Adam Jackson asked[2] for a more specific bug report because the chip should be supported. He preferred not to ship an autoconfiguration utility instead of just getting the driver correct. Similar points were made by Adam Williamson and [[User:|Xavier Bachelot]]. The latter asked[3] any interested developers to help out the openchrome project in both the 2D and 3D(Gallium) sides.
Who Wants a Pony?
Kushal Das promised[1] a pony to anyone that would take the trouble to review[2] one of his packages.
Firestarter Retired as Unportable to PolicyKit
Adam Miller asked[1] whether he should just retire the Firestarter[2] package for which he had recently become the maintainer. His query was based on the recent filing of RFEs to integrate Firestarter with PolicyKit. These suggested to Adam that a large amount of work would be needed due to the lack of any upstream activity for four years and the need to grok PolicyKit.
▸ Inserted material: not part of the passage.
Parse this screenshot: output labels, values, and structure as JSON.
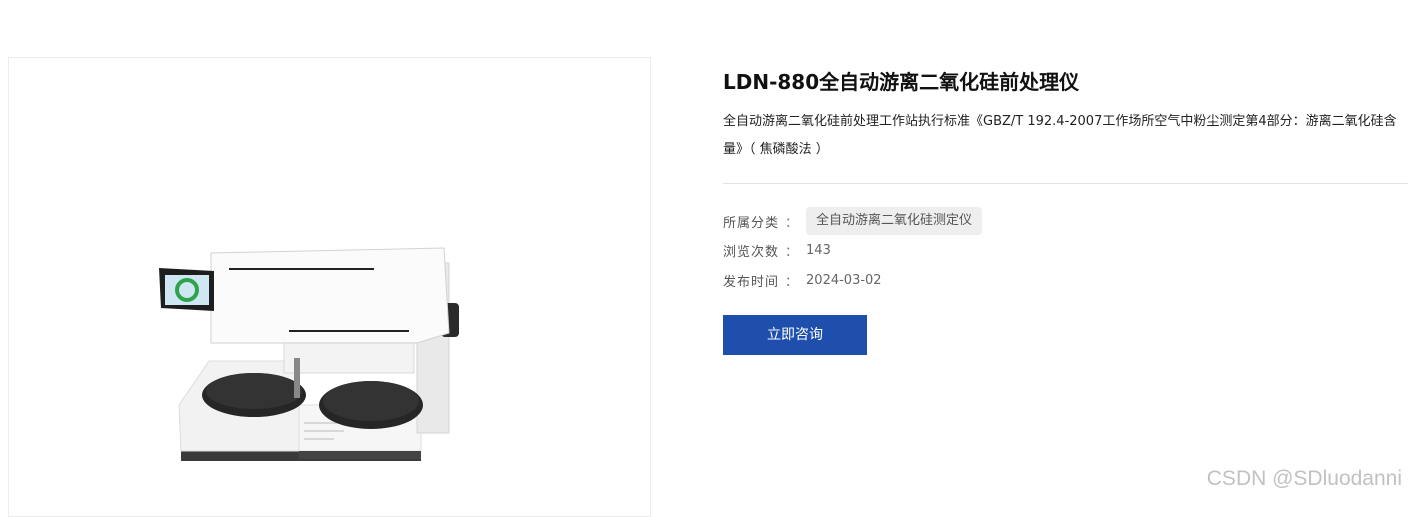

Following confirmation from Rahul Sundaram and Seth Vidal a decision was made[3] by Adam: "I would honestly rather retire the package than do a WONTFIX, if the project as a whole is going the direction of PolicyKit and upstream is dead then I don't want to keep old and busted cruft around the repositories as Fedora continues to look towards the future."
A further suggestion from "Cry" prompted[4] Adam to start filing RFEs against system-config-firewall for any features present in Firestarter but missing in system-config-firewall.
Russian Fedora ?
When Peter Lemenkov asked[1] about the idea of creating a Fedora Foundation outside of the U.S.A. the usual arguments from the past few years were rehashed. Kevin Kofler gave[2] an able summary why this would still present Red Hat with a problem.
An assertion by [[User:|Alexey Torkhov]] that there existed[3] a Red Hat-sanctioned "RussianFedora" spin which contained mp3 codecs and other material excluded from the actual Fedora Project repositories drew demands for proof from Rahul Sundaram.
Will FESCo Revisit Kmods ?
A discussion of why VirtualBox will not be a feature due to its code not yet heading upstream and consequently remaining as kmods drew a statement of support from Kevin Kofler for reverting the current banning of kmods should he become a FESCo member. Upon request from Richard W.M. Jones for a dispassionate summary of the reasons to avoid kmods drew[1] a concise response from Seth Vidal.
Adam Williamson and Matt Domsch (Dell's DKMS mastermind) kicked[2] some ideas back and forth over the advantages of akmods versus kmods.
Upgrade from Fedora 10 to Rawhide (Fedora 11)
Following a report from Uwe Kiewel that a
yum upgrade
had spewed all sorts of errors the supported methods for upgrades were re-stated[1] by Adam Williamson: "[I]f you talk to the people most involved in implementing it (Seth) and testing it (Will) they will tell you that doing live upgrades via yum can't really ever be 100% safe for various reasons, but preupgrade can get very close and is useful in all the same cases. So their position is, we support preupgrade, we don't support yum. If yum works, great, if it doesn't, you can bug people to fix whatever it stopping it working, but it's not 'required' by any policy or guideline."